Perhaps recognizing this, Clinton’s odds-on favorite to become the Secretary of the Treasury in her administration, Blackstone hedge fund CEO Tony James, wrote to Clinton’s campaign Chairman John Podesta in an email exposed by WikiLeaks, saying, “We do not believe the problem can be solved by making Social Security better funded and/or adding a higher minimum benefits for several reasons. Social Security was designed as a safety net for those facing poverty in old age. It was never meant to be a vehicle to guarantee a middle-class retirement.”

James thus has a different view of the program than that of the Social Security Administration, which says on its website that Social Security was created to “assure workers that their years of employment entitled them to a life income.”

James further detailed a plan whereby Social Security would be entirely restructured and managed through “mandatory savings accounts” administered by Wall Street companies like his own. This would represent a massive windfall for Wall Street banks and financial companies and a huge new risk for workers who are used to zero-risk accounts that the government holds.

Specifically, the Wall Street accounts would be invested in hedge funds, private equities and other risky vehicles that create the potential for losses in the accounts. There would also be significant management fees for the banks and financial institutions to manage the money.

Could this be one of the reasons why Wall Street has donated so heavily to the Clinton campaign thus far and paid Hillary Clinton so much to speak?

James was so excited by the possibility of the restructuring that he crowed to Bloomberg Businessweek, “If this gets enacted, there are going to be thousands and thousands and thousands of asset managers that will benefit… because more savings and more investment benefits all asset managers of every stripe.”

Compared with George W. Bush’s plan in 2005 for Americans to have “voluntary savings accounts” that would be essentially the same thing, this plan is not voluntary — it would be mandated by the government. Bush’s plan died a quick political death shortly after it was announced, and since that time, the issue of Social Security reform has not been discussed seriously by any presidential candidate.

Congress has tried to tackle the issue, and in 2010, it formed the Simpson-Bowles commission, which put together a plan (endorsed by President Obama) that would substantially cut $1.4 trillion in benefits from Social Security. In a paid private speech to investment bank Morgan Stanley, Hillary Clinton endorsed the Simpson-Bowles plan, saying it “put forth the right framework.”
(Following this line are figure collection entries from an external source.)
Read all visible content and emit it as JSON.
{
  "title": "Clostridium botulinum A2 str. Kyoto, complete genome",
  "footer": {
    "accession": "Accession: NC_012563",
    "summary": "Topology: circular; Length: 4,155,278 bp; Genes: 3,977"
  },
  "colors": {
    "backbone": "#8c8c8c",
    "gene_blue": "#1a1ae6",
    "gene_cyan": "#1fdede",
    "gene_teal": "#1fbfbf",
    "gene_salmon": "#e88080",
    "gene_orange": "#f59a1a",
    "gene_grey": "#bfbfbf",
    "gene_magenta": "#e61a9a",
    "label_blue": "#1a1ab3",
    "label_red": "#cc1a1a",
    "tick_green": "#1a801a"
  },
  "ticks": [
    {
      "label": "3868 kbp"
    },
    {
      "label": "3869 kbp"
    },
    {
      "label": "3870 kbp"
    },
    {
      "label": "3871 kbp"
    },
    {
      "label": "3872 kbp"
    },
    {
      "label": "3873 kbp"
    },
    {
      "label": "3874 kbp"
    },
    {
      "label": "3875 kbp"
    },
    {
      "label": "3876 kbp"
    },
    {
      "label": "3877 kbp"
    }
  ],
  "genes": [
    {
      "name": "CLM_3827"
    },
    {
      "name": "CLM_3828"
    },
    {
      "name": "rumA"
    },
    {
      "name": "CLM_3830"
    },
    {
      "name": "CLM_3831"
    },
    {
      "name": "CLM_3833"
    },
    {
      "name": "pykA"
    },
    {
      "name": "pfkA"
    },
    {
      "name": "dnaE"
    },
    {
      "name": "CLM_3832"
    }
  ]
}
In 2013, in another paid private speech — this time to the National Multi-Housing Council — Clinton referred to Social Security as an “entitlement program,” indicating that she clearly has a different view of Social Security than those middle-class Americans who need the funds to get them through their retirement.

In yet another paid speech, Clinton said, “Do we have to do something about entitlements? Yes. Do we have to figure out what we want to be as a nation and then pay for it? Yes. Do we have to restrain spending so that we don’t bankrupt ourselves and undermine our position at home and abroad? Yes.”

Even though Clinton has made public pledges not to touch Social Security, her statement to investment bank Goldman Sachs that it’s OK to have one position in public and another in private should strike fear into the hearts of anyone who wants to see their Social Security untouched. For many voters, this is the number one reason not to trust Hillary Clinton and not to vote for her.

The Center for Economic and Policy Research says that a primary reason for the Social Security fund shortfalls is upward redistribution of the country’s wealth — a trend that’s only accelerated in recent decades as more of the nation’s income goes to the top 1 percent of earners.

Given that Hillary Clinton is supported and funded by most of those people (and is most definitely one of them), it should make sense to the average voter that those people’s interests do not coincide with those of middle-class Americans. This is one of the most important issues of this presidential race.